Premièrement, ce sont en principe les assurés peu consommateurs de soins, et qui donc, soit ont la chance d’être en bonne santé, soit rechignent à se rendre chez leur médecin pour ne pas avoir à entamer leur franchise, et qui auront le sentiment de verser des primes à fonds perdu, qui chercheront à payer moins, et donc à changer de caisse. Les assurés, souvent âgés ou atteints de maladies chroniques, engendrant des coûts supérieurs à leurs primes, auront au contraire tendance à ne pas changer de caisse, inertie encouragée le cas échéant par l’existence d’une assurance complémentaire auprès du même assureur.
En d’autres termes, les «bons risques» pour un assureur, auront tendance à partir chercher meilleur marché, alors que les «mauvais risques» resteront sur place.
Deuxièmement, le système des réserves par assureur, malheureusement toujours en vigueur actuellement, ne permet pas à l’assuré qui s’en va de prendre ses réserves avec lui. Et il lui faudra donc reconstituer ses réserves chez son nouvel assureur, comme la loi l’exige. Dans la mesure où l’assureur d’arrivée ne peut pas fixer des primes plus élevées pour les nouveaux assurés, il devra répartir sur l’ensemble de ses assurés, et donc y compris ceux qui n’ont pas bougé, la reconstitution des réserves des nouveaux venus. Vous l’avez compris, l’assureur meilleur marché, qui attirera un grand nombre de nouveaux assurés, sera ainsi pénalisé, et devra, l’année suivante, augmenter ses primes de manière importante.
Mais au-delà de ces deux phénomènes, il y a une conséquence plus perverse et sournoise encore.
On touchera le fond plus vite
Les primes 2025 qui nous ont été annoncées, l’ont été en fonction d’une estimation des coûts que chaque assureur devra supporter en fonction de la composition de son portefeuille d’assurés. Or, si une majorité de «bons risques» s’en va, il faudra tout de même assumer les «mauvais risques» sédentaires… C’est la raison pour laquelle en 2022, 1,5 milliard de francs ont été puisés dans les réserves en raison de l’insuffisance des primes encaissées par certains assureurs.

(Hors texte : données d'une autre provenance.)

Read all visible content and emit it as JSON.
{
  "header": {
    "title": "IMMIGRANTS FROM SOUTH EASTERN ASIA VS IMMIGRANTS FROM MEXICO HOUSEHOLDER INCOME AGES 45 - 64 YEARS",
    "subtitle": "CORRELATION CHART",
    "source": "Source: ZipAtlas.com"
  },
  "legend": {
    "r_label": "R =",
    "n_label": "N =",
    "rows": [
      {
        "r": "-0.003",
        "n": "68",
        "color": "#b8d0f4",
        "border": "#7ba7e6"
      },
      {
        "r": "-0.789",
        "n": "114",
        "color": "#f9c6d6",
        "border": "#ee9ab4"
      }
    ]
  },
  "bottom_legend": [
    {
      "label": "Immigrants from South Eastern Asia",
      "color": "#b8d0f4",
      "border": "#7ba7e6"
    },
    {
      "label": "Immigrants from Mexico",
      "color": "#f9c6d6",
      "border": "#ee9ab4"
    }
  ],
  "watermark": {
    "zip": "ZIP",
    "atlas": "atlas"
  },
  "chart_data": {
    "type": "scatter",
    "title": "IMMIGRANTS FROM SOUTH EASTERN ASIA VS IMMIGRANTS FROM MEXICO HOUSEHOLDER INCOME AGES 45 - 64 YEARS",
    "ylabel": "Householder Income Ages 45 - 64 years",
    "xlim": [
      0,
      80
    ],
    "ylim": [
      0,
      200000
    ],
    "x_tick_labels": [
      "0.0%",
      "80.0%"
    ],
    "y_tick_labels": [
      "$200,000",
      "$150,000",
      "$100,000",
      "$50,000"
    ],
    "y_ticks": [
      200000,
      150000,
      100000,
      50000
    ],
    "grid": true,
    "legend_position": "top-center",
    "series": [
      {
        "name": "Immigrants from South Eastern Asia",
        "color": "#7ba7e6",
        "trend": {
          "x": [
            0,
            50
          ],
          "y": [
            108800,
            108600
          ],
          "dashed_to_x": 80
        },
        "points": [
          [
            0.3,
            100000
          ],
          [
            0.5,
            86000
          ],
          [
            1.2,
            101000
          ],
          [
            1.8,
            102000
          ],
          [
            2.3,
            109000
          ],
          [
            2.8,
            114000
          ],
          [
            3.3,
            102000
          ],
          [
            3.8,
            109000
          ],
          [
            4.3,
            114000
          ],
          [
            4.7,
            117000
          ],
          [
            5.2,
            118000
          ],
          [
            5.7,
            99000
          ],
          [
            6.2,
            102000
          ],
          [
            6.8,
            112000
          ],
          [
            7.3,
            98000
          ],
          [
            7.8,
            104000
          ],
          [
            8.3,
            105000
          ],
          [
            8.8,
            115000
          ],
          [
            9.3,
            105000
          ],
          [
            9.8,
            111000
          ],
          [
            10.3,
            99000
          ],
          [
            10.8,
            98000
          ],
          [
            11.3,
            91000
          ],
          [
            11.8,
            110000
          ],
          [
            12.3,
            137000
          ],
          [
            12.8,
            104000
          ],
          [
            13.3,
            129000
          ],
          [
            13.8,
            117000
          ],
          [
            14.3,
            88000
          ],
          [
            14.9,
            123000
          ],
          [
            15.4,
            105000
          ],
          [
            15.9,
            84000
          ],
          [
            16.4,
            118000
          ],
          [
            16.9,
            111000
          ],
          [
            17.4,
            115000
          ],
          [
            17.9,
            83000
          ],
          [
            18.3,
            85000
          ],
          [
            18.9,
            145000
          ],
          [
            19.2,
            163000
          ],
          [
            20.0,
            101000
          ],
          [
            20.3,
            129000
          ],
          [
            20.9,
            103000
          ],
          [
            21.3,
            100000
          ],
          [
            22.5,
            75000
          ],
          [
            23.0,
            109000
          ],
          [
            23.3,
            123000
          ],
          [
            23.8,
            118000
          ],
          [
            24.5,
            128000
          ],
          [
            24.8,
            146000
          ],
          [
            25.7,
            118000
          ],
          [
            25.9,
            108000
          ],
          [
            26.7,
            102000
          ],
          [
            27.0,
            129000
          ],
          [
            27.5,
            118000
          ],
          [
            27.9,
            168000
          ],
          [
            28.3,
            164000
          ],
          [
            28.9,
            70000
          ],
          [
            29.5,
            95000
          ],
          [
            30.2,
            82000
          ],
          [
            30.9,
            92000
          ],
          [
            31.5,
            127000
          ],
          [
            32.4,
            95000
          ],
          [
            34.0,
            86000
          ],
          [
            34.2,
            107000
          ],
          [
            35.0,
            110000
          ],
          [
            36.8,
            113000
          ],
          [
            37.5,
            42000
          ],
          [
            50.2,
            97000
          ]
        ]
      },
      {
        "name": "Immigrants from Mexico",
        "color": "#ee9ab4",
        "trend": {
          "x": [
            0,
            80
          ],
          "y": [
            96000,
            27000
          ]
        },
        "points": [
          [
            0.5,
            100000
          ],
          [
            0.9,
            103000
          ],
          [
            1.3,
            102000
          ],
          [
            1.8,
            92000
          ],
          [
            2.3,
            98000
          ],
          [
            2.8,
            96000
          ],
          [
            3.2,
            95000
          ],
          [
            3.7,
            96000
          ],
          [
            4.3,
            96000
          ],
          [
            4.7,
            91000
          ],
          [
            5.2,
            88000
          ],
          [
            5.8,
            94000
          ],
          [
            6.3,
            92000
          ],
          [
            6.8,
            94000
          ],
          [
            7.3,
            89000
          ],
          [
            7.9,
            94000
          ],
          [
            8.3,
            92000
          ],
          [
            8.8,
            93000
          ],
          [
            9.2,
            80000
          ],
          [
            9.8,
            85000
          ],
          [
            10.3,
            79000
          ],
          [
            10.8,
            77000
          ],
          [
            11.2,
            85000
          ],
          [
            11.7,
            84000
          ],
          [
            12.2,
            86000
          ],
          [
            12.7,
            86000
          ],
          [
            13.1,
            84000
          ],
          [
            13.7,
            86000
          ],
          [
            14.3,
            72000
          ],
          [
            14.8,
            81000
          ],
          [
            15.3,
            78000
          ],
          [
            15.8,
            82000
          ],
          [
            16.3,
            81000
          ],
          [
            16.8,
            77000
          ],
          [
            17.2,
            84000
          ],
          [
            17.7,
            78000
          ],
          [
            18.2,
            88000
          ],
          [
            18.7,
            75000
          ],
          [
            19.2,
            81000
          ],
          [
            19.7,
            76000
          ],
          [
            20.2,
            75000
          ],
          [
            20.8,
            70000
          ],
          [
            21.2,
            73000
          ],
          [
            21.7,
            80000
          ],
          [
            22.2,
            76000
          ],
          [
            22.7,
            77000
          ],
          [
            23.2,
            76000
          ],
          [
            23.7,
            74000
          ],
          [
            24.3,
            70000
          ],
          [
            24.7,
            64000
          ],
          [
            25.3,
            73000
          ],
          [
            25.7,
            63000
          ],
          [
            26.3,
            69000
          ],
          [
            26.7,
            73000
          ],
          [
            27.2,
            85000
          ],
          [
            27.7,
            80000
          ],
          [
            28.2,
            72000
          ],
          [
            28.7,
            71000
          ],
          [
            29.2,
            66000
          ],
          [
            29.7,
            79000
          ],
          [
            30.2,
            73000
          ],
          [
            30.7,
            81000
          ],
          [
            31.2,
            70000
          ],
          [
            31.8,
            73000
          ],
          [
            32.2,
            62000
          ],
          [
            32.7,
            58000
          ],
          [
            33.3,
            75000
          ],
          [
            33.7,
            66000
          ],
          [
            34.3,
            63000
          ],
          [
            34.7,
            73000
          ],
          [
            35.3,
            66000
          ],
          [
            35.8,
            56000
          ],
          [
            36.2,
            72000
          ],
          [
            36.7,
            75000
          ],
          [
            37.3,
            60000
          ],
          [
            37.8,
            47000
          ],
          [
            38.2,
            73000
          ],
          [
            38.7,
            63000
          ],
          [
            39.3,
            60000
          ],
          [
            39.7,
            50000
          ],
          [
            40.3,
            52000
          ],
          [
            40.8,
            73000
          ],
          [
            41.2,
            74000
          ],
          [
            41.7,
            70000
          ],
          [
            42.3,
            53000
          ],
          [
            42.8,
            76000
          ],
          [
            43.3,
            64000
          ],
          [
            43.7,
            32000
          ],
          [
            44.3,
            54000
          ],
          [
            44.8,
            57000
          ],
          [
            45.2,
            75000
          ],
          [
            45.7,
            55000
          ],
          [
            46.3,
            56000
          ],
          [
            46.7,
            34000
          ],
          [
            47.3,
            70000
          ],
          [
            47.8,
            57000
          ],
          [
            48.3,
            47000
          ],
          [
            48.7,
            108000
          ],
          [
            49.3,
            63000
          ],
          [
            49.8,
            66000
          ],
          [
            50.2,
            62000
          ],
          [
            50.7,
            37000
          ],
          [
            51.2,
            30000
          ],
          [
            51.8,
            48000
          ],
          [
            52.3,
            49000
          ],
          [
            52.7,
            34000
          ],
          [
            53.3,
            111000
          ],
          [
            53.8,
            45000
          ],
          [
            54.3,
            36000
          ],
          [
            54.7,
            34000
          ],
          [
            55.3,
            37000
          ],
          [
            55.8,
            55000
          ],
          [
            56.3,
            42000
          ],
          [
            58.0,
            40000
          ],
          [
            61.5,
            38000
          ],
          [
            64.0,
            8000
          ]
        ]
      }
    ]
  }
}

Il est probable que cette année, nos autorités fédérales aient demandé que l’on anticipe ce phénomène, avec des hausses de primes supérieures à la hausse estimée des coûts pour l’année prochaine. Sachant que les réserves, après avoir diminué de 3 milliards en 2022 (dont 1,5 milliard de pertes en bourse) ont diminué encore de 1,2 milliard en 2023, sans doute qu’une partie des hausses demandées a pour but la reconstitution de ces réserves, dont la gestion nous échappe, elle aussi.
(Im) moralité de la fable? Plus vite nagera le poisson, plus vite de l’aquarium il touchera le fond.